The Canadian Mint announced its entry into the payments business with a stored value product aimed at small purchases and Person-to-Person (P2P) payments. The country specifically targets these electronic niches and allows value to be stored on phones, USB devices, computers or cloud accounts. This disruptive play compares, on a much smaller basis, to indigenous card networks that will compete with the Big Four Issuers in Brazil (ELO Card), Russia (RusCard), India (IndiaPay) and China (Union Pay), though it specifically addresses small payments and P2P. Once the market matures, we expect to see a shift of $30 billion in small value/high volume payments, and the ability to shift similar volume in P2P payments as MintChip becomes socialized into the Canadian Economy.

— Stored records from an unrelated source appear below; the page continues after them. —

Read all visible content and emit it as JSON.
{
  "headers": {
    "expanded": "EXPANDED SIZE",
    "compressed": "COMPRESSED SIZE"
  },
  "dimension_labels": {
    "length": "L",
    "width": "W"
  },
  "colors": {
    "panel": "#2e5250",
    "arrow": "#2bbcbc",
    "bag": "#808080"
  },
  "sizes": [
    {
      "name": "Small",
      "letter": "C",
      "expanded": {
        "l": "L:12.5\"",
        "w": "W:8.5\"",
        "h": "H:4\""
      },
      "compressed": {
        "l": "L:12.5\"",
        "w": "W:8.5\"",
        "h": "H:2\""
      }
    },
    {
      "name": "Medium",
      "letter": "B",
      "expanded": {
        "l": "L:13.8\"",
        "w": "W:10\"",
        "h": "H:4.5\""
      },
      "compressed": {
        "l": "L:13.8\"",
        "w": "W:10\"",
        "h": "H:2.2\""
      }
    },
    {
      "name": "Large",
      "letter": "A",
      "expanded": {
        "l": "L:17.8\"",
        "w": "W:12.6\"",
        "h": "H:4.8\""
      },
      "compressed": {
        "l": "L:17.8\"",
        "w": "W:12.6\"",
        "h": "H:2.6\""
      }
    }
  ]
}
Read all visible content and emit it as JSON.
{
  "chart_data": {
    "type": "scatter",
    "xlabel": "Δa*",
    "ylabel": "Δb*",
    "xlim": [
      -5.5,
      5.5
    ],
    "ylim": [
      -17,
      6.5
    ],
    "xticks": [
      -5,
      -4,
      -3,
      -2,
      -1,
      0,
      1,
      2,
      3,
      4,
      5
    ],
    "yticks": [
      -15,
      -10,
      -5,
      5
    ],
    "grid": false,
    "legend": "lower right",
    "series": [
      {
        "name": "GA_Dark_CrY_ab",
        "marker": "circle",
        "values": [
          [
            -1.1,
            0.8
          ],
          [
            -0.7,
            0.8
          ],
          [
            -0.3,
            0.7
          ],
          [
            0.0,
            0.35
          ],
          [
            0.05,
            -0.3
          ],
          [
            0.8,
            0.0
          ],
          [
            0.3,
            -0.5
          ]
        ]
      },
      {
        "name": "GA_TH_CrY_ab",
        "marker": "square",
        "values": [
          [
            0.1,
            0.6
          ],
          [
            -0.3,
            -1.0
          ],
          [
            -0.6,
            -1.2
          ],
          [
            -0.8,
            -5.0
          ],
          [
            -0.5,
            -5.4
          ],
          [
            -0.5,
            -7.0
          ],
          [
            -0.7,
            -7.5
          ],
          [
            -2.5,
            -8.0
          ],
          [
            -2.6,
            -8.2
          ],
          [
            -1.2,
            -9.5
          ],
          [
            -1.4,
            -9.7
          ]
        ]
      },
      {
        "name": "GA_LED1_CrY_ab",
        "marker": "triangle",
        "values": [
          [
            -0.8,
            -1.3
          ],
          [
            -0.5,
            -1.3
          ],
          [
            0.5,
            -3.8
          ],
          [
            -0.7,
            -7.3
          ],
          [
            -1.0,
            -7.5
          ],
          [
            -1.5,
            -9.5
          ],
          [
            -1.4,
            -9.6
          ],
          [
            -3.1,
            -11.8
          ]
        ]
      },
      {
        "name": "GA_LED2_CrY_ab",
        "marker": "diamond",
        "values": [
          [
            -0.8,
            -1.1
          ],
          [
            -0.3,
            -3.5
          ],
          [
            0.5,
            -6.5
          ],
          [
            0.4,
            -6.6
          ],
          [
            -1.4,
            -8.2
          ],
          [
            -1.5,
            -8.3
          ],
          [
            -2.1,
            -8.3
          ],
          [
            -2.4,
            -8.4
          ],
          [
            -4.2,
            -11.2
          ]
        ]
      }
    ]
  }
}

MintChip is very different from other virtual currencies, such as Bitcoin, because of its sovereign backing. We have consistently challenged the Bitcoin model because it contends with the laws of many lands (including the US) which prohibit alternative currencies. We particularly like the MintChip model because it attacks the most expensive segment of payments, which ironically carries the least risk.
The wake-up call to American card brands is that their current business model is at risk. While indigenous networks in developing countries such as the BRIC nations will probably not cannibalize much of the $10 trillion passing through MasterCard and Visa’s global switches, Canada’s model is easily transportable into every country aimed directly at Canada’s branded card volume, which surpassed $350 billion in 2011. In addition, after a few years of burning in the model, Canadians could just as easily raise thresholds into higher transaction value segments. The ability to ensure taxation on cross-province (or in the US case, cross-state) sales tax would be an additional incentive.
The US market and other mature card markets from Australia to the United Kingdom will certainly have to consider our northern neighbors on this one, because MintChip looks like a winner. It solves the virtual currency issue with sovereign backing as solid as the Canadian Dollar, enhances taxation and provides a low cost option.
And, at the point of sale, it eliminates the need for all that change rattling in your pocket.